Beim Rundgang durch die pittoreske Altstadt von Porto Venere mit seiner imposanten Festungsanlage wandert der Blick immer wieder ein wenig bang die steile Flanke des Muzzerone empor. Dessen eng beieinander liegenden Höhenlinien müssen auf dem Rückweg wieder rechtwinklig erklommen werden. Oben angekommen manifestiert sich als wesentliche Erkenntnisse dieses Ausflugs, dass „schwer“ keine geeignete Wertung für eine Eingewöhnungstour ist, man zuerst auf- und dann abwärts laufen sollte und ein Mittagessen nicht zu üppig ausfallen darf.

Die malträtierten Gelenke und Muskeln verlangen in der Folgezeit eigentlich eine etwas gemäßigte Gangart. Das ist an der ligurischen Küste aber eine kaum zu erfüllende Forderung. Leichtere Touren orientieren sich meist an den kleinen Küstenstraßen. Und das ist wegen der halsbrecherischen Fahrweise italienischer Automobilisten eine ganz andere Herausforderung.

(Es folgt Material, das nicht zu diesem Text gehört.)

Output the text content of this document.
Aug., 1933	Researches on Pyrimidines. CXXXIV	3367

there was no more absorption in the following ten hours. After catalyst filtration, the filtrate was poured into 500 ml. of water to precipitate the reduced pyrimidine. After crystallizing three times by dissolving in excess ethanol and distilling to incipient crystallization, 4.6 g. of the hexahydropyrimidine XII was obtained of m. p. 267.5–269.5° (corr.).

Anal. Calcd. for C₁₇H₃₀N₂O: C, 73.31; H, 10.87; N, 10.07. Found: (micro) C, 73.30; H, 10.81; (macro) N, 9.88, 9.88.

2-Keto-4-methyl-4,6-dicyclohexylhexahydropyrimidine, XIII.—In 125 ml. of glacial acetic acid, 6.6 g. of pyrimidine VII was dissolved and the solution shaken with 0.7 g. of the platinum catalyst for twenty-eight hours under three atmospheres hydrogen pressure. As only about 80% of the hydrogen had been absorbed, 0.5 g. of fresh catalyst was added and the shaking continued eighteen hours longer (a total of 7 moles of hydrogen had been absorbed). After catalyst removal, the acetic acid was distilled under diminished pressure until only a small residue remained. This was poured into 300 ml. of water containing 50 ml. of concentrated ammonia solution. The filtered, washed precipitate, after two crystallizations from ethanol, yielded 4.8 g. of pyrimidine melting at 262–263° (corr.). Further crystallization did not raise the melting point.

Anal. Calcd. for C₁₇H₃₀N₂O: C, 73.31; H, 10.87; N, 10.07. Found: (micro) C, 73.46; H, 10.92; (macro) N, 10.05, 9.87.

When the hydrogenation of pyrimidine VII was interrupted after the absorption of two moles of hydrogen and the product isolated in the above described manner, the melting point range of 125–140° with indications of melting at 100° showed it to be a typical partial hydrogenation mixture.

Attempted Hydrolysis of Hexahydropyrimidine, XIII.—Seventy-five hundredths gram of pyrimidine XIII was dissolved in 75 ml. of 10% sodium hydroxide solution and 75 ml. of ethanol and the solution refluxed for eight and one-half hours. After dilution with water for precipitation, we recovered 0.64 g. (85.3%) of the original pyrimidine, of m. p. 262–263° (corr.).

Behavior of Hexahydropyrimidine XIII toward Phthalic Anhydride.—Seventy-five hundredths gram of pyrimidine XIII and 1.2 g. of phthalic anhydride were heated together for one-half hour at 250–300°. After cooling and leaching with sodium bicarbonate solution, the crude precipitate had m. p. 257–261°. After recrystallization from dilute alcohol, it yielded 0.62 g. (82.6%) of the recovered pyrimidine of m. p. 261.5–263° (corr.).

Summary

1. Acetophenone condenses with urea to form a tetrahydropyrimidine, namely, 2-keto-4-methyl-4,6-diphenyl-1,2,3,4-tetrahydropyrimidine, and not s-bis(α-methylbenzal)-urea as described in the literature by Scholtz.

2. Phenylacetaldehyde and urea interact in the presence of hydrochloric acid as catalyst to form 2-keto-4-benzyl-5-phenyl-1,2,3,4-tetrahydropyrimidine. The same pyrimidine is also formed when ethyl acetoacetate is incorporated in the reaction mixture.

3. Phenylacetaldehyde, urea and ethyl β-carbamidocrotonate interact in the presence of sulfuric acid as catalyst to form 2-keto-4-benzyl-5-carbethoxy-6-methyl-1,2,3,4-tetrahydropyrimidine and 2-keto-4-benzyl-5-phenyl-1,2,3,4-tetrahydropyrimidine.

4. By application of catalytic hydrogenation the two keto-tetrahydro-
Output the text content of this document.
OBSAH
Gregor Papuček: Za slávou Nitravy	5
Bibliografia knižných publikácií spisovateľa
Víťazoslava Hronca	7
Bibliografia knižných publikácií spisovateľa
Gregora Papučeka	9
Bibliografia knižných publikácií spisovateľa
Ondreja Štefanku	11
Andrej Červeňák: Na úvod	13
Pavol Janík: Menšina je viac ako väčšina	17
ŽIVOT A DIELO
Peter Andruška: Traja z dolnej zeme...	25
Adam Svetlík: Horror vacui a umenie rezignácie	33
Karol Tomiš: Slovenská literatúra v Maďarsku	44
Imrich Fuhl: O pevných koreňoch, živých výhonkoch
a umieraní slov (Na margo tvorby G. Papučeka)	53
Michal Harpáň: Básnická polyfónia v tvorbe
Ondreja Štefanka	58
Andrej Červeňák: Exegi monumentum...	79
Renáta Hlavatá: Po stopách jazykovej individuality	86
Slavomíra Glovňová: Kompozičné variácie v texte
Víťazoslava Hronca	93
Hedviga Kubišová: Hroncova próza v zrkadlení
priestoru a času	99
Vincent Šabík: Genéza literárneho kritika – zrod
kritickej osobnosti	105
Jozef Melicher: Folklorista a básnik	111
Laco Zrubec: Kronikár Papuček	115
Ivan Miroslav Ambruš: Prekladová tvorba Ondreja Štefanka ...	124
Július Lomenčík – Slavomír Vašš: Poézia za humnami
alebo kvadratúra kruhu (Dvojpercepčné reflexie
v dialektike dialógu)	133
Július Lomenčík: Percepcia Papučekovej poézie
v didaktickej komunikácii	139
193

So fällt die Entscheidung zugunsten der schwierigeren Passagen aus, denn hier werden Schmerzen und Strapazen durch wenig begangene Pfade und atemberaubende Ausblicke belohnt. Insbesondere der  südöstlich von La Spezia gelegene Naturpark Montemarcello Magra bietet, abseits von den bekannteren Wanderrevieren, ebenso anspruchsvolle wie schöne Touren.

Die in der Bucht vor La Spezia ankernden Kreuzfahrtschiffe lassen erahnen, dass die stille Eroberung der Cinque Terre wohl eine Illusion bleiben wird. Schon in Riomaggiore, dem östlichsten der fünf Dörfer, wälzen sich, selbst jetzt im Herbst noch, Menschenmassen durch die engen Gassen. Auch in den Nachbardörfern ist es nicht anders. In hoher Frequenz werden mit den Ausflugsbooten weitere Touristen in den Häfen angelandet. Auch die italienische Staatsbahn, die als einziges Verkehrsmittel die Dörfer miteinander verbindet, spuckt unentwegt Menschenmassen aus. Rund um die kleinen Häfen findet sich kaum ein freier Felsen für eine kurze Rast. Wie mag es hier wohl im Sommer zugehen? Die Cinque Terre scheinen für den Wanderer, der beschauliche Touren in unberührter Natur liebt, verloren. Gut, dass es links und rechts davon immer noch Reviere gibt, die all das bieten können. Wir kommen gerne wieder – aber die Cinque Terre würden wir den „Kreuzfahrern“ kampflos überlassen.